Even with high capitation rates, private insurers are losing money on ACA plans.  The gorilla of private insurance, UnitedHealth Group, reported $200 million in ACA losses just in the second quarter of this year.  They are pulling out of most state exchanges.  Anthem is in the midst of acquiring Cigna Corp, they are threatening pulling out of the exchanges, should the feds stymy their merger plansCentene who recently acquired HealthNet, is facing structural financial woes as HealthNet has suffered extreme losses of its ACA plans.  Humana too is fleeing many of its exchange plans.  Aetna anticipates $300 million in losses on marketplace plans this year and has since stalled plans to enter into new markets.  Many of the Blue Cross Blue Shield Insurers are losing money in exchange states as well.  One fact is for certain, the private insurance industry is bleeding out in the public exchange market.  As higher risk consumers flood the exchange and low-risk, healthy consumers hedge their bets with no insurance, private insurers are either cutting their losses or eliminating popular PPO plans in lieu of thin network, high deductible and co-pay plans as well as higher premiums.  In rural areas, like Gila County in Arizona, the lack of choice is particularly acute.  This obvious crisis of competition is spurring the Obama Administration to call for Congress to develop its own public plan.  What could possibly go wrong with that?

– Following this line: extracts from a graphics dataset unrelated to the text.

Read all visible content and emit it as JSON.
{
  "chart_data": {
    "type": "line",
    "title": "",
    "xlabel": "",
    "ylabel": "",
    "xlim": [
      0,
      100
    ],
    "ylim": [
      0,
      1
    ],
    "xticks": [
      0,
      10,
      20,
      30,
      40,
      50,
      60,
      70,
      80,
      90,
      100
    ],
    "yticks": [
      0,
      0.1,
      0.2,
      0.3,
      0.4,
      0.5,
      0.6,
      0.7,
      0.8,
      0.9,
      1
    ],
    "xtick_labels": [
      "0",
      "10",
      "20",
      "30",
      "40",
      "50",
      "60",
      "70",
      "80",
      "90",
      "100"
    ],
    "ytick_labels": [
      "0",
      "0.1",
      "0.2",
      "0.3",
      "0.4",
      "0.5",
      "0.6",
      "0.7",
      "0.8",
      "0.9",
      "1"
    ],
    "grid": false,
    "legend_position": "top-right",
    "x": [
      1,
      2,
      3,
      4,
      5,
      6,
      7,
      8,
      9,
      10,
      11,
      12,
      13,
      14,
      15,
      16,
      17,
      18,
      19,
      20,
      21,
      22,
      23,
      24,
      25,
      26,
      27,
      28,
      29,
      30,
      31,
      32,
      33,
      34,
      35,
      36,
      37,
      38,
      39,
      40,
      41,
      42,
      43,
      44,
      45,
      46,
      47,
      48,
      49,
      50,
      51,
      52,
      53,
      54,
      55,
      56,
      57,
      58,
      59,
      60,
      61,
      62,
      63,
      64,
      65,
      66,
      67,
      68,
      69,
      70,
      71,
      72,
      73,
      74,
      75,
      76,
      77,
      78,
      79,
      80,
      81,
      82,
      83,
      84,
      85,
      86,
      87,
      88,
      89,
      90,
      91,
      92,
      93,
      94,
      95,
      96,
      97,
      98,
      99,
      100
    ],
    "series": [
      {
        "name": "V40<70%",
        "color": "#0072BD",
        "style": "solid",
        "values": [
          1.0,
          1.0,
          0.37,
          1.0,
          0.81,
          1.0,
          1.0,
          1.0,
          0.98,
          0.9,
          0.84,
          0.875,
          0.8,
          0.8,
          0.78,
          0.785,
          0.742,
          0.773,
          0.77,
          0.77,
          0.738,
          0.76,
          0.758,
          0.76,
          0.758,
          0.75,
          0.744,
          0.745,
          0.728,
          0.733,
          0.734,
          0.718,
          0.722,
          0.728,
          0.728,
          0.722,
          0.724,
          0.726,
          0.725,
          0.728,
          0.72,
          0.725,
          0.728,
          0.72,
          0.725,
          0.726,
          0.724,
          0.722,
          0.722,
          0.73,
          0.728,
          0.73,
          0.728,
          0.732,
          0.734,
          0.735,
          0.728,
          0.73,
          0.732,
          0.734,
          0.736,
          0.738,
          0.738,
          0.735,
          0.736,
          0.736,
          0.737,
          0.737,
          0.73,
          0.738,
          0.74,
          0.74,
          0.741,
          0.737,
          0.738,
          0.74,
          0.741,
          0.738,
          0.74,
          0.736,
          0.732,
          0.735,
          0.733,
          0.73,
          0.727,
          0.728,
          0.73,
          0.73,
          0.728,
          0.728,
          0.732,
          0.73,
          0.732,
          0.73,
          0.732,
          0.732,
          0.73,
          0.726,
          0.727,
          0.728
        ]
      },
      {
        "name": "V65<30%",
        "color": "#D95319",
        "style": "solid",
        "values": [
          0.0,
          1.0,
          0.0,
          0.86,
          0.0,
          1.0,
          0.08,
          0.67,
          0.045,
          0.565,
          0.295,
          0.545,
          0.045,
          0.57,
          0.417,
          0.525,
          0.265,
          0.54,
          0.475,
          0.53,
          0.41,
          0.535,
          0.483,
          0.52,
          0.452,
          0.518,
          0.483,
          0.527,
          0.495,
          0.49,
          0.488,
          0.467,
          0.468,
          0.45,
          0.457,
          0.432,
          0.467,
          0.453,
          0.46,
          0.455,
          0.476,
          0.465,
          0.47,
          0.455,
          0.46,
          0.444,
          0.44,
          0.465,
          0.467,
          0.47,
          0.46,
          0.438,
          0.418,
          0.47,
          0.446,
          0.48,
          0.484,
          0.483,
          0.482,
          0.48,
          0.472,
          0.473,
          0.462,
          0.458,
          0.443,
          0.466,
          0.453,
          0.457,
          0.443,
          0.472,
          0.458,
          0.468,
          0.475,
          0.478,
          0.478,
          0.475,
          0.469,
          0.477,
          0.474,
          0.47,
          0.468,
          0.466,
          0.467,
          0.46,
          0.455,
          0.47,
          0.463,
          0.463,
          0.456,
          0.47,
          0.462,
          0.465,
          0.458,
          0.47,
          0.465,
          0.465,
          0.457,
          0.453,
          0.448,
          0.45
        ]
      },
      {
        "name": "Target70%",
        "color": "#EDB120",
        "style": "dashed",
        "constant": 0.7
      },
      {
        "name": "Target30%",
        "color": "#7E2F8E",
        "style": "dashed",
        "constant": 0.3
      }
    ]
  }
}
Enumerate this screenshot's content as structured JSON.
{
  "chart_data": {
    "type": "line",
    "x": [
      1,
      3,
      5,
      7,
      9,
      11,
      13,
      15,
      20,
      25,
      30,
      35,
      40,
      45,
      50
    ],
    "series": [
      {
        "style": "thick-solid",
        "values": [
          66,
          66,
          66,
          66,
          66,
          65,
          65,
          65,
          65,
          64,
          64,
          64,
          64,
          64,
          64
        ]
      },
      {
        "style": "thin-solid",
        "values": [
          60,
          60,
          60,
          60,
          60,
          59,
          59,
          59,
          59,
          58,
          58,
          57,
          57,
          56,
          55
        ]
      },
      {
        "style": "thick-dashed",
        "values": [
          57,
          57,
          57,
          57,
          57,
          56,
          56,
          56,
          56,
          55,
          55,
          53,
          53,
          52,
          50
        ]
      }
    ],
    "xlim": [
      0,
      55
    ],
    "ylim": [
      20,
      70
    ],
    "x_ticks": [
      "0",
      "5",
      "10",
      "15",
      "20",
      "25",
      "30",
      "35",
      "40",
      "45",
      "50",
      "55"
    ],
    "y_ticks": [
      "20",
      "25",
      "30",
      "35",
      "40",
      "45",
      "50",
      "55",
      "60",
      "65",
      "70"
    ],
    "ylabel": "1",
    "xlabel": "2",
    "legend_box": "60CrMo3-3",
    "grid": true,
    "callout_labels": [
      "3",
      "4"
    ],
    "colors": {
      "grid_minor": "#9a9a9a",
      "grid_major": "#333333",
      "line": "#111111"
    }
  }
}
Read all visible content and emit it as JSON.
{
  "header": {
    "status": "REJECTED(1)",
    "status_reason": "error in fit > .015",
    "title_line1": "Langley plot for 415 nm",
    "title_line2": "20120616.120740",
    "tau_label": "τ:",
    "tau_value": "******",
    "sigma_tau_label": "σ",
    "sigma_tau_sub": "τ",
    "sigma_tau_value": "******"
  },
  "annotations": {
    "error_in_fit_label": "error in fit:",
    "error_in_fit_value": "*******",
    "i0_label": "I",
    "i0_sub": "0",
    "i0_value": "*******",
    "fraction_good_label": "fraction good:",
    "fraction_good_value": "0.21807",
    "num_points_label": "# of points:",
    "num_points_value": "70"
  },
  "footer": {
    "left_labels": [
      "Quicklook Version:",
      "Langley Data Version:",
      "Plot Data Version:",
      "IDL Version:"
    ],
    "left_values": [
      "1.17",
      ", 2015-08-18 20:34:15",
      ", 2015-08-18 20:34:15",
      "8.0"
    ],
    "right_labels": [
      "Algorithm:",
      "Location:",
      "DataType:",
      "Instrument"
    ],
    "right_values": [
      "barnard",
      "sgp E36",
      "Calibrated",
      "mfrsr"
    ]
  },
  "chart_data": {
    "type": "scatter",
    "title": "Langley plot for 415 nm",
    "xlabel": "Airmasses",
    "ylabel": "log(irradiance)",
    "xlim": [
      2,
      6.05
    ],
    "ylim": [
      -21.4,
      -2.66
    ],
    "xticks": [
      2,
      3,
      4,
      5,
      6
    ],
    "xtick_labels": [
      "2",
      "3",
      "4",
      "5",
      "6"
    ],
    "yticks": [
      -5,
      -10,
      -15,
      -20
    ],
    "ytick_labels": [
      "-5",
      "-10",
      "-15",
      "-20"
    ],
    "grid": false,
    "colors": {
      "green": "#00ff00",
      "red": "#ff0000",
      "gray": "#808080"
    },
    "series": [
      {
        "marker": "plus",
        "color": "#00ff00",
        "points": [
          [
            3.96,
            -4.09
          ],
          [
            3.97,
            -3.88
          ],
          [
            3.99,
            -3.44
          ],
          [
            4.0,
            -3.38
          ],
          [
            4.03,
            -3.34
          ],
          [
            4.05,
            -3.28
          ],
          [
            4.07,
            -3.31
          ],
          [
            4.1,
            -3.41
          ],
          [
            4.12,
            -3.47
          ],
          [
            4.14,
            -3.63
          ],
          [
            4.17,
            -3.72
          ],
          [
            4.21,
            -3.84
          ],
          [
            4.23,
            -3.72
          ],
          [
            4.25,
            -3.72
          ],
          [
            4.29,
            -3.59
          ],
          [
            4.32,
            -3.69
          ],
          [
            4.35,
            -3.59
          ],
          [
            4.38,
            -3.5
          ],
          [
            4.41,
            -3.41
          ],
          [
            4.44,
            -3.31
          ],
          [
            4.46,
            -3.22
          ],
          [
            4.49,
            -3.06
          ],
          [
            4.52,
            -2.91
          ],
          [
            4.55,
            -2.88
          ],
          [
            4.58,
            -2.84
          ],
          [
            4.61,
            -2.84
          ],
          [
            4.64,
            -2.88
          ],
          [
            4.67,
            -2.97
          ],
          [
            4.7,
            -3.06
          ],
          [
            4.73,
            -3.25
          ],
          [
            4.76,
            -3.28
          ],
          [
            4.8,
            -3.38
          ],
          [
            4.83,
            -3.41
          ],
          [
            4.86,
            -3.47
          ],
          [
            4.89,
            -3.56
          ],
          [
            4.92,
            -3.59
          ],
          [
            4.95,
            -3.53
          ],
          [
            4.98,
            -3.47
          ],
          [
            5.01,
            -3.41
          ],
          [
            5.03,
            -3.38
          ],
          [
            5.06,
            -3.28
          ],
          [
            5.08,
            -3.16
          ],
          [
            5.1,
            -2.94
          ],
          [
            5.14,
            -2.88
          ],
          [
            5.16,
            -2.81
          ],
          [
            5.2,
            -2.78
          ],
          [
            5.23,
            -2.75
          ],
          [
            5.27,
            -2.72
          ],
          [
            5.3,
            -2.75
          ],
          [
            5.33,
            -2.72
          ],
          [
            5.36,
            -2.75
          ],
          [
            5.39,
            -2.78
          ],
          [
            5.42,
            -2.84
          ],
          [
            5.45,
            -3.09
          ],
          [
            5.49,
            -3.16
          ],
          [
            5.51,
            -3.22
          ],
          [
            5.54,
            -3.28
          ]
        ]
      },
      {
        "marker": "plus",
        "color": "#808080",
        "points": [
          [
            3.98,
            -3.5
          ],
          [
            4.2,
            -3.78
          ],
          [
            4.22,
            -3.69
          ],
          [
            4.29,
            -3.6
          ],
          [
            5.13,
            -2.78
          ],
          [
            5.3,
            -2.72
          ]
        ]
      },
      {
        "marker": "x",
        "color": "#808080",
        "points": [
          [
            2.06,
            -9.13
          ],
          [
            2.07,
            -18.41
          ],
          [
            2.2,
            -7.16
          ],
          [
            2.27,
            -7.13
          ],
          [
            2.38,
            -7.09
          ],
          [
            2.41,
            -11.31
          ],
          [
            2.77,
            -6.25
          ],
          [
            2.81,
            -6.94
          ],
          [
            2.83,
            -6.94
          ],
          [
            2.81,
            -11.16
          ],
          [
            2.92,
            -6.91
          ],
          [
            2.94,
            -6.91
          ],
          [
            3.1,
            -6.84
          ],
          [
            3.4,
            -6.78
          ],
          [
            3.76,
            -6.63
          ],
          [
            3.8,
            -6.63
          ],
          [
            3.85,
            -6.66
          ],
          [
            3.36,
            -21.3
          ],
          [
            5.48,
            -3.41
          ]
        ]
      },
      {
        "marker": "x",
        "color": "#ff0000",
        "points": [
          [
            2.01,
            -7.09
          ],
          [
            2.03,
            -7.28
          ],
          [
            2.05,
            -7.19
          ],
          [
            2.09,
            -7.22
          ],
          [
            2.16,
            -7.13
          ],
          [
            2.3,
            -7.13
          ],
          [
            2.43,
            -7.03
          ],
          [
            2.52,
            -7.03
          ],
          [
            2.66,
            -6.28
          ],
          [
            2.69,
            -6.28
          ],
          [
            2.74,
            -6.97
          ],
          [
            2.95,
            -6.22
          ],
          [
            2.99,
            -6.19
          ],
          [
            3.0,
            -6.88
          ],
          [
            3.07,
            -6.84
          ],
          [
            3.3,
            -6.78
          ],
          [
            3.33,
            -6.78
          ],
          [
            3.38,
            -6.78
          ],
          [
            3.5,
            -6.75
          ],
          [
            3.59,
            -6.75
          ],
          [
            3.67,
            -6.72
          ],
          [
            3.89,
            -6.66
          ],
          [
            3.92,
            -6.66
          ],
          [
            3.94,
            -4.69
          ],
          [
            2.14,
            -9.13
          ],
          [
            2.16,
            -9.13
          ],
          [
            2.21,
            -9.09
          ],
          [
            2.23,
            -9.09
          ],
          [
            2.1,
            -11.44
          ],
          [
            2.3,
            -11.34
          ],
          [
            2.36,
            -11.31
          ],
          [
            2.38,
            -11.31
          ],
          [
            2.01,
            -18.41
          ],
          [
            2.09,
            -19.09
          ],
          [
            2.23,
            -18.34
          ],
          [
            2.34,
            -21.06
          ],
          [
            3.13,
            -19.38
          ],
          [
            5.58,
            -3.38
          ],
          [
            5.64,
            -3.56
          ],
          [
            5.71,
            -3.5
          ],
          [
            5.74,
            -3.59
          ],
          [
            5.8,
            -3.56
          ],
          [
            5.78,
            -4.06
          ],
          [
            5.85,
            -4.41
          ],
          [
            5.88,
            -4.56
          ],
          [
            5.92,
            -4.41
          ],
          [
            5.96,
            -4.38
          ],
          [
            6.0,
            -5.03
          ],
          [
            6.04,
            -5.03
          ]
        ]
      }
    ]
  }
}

The deficiencies of heavily subsidized public healthcare systems are well documented.  In the 1990’s several states tried their hand at developing their own state systems.  They provided “guaranteed issue” and “modified community ratings” which eventually led to the squeezing of the individual health market, the decline in the number of private carriers, and eventually a bust of the system over all.  Kentucky, Maine, Massachusetts, New Hampshire, New Jersey, New York, Vermont, and Washington have all been down this road before; all have suffered the same obvious disastrous results.  Furthermore, though the Obama Administration and supporters had a rosy outlook of the Medicaid expansion effort, critics at the time were spot-on accurate with the consequences we are seeing today.

At the end of the day, the failings of Obamacare and Medicaid expansion should be a surprise to no one.